We’ve made remarkable advances over the past 22 years, thanks to our progress in some of the most challenging areas of AI, including translation, images and voice. These advances have powered improvements across Google products, making it possible to talk to someone in another language using Assistant’s interpreter mode, view cherished memories on Photos or use Google Lens to solve a tricky math problem.
We’ve also used AI to improve the core Search experience for billions of people by taking a huge leap forward in a computer’s ability to process natural language. Yet, there are still moments when computers just don’t understand us. That’s because language is endlessly complex: We use it to tell stories, crack jokes and share ideas — weaving in concepts we’ve learned over the course of our lives. The richness and flexibility of language make it one of humanity’s greatest tools and one of computer science’s greatest challenges.
Today I am excited to share our latest research in natural language understanding: LaMDA. LaMDA is a language model for dialogue applications. It’s open domain, which means it is designed to converse on any topic. For example, LaMDA understands quite a bit about the planet Pluto. So if a student wanted to discover more about space, they could ask about Pluto and the model would give sensible responses, making learning even more fun and engaging. If that student then wanted to switch over to a different topic — say, how to make a good paper airplane — LaMDA could continue the conversation without any retraining.
This is one of the ways we believe LaMDA can make information and computing radically more accessible and easier to use (and you can learn more about that here).
We have been researching and developing language models for many years. We’re focused on ensuring LaMDA meets our incredibly high standards on fairness, accuracy, safety and privacy, and that it is developed consistently with our AI Principles. And we look forward to incorporating conversation features into products like Google Assistant, Search and Workspace, as well as exploring how to give capabilities to developers and enterprise customers.
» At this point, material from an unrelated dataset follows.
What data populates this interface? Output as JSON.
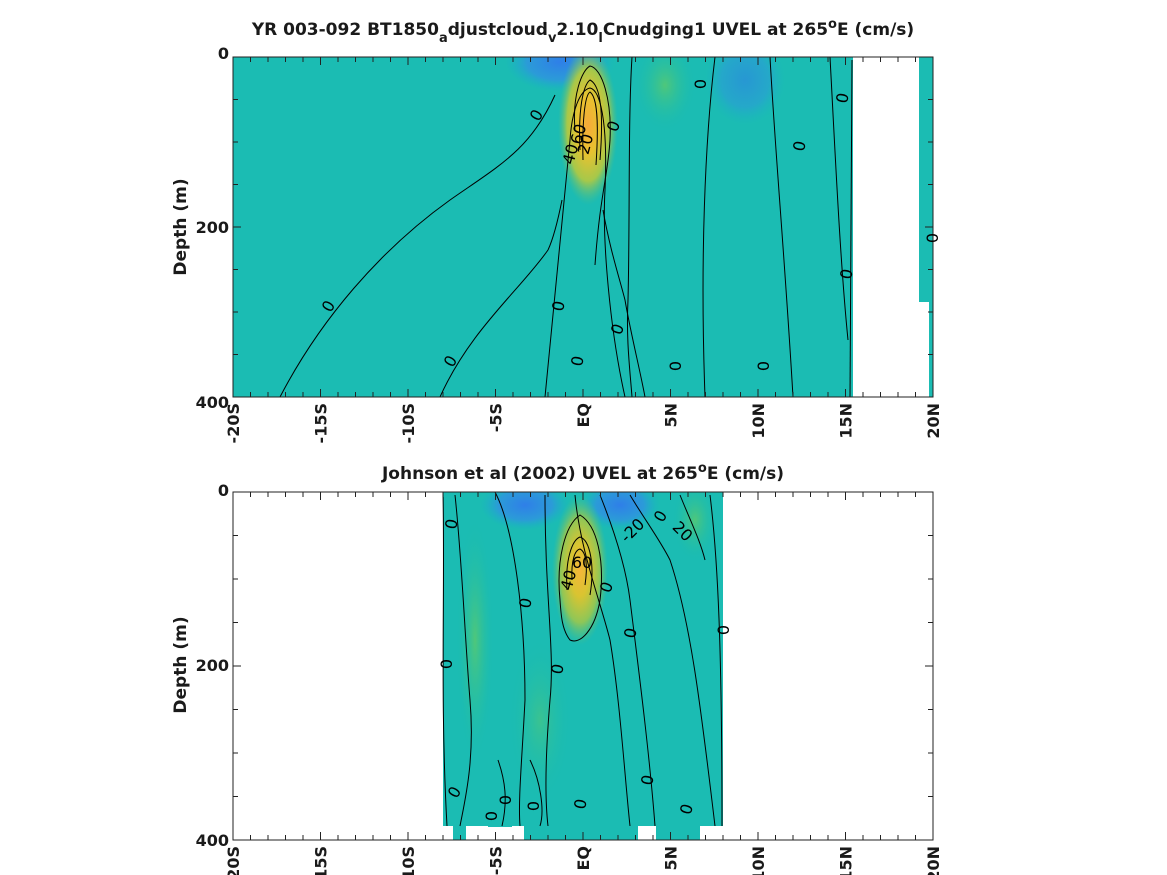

LaMDA is a huge step forward in natural conversation, but it’s still only trained on text. When people communicate with each other they do it across images, text, audio and video. So we need to build multimodal models (MUM) to allow people to naturally ask questions across different types of information. With MUM you could one day plan a road trip by asking Google to “find a route with beautiful mountain views.” This is one example of how we’re making progress towards more natural and intuitive ways of interacting with Search.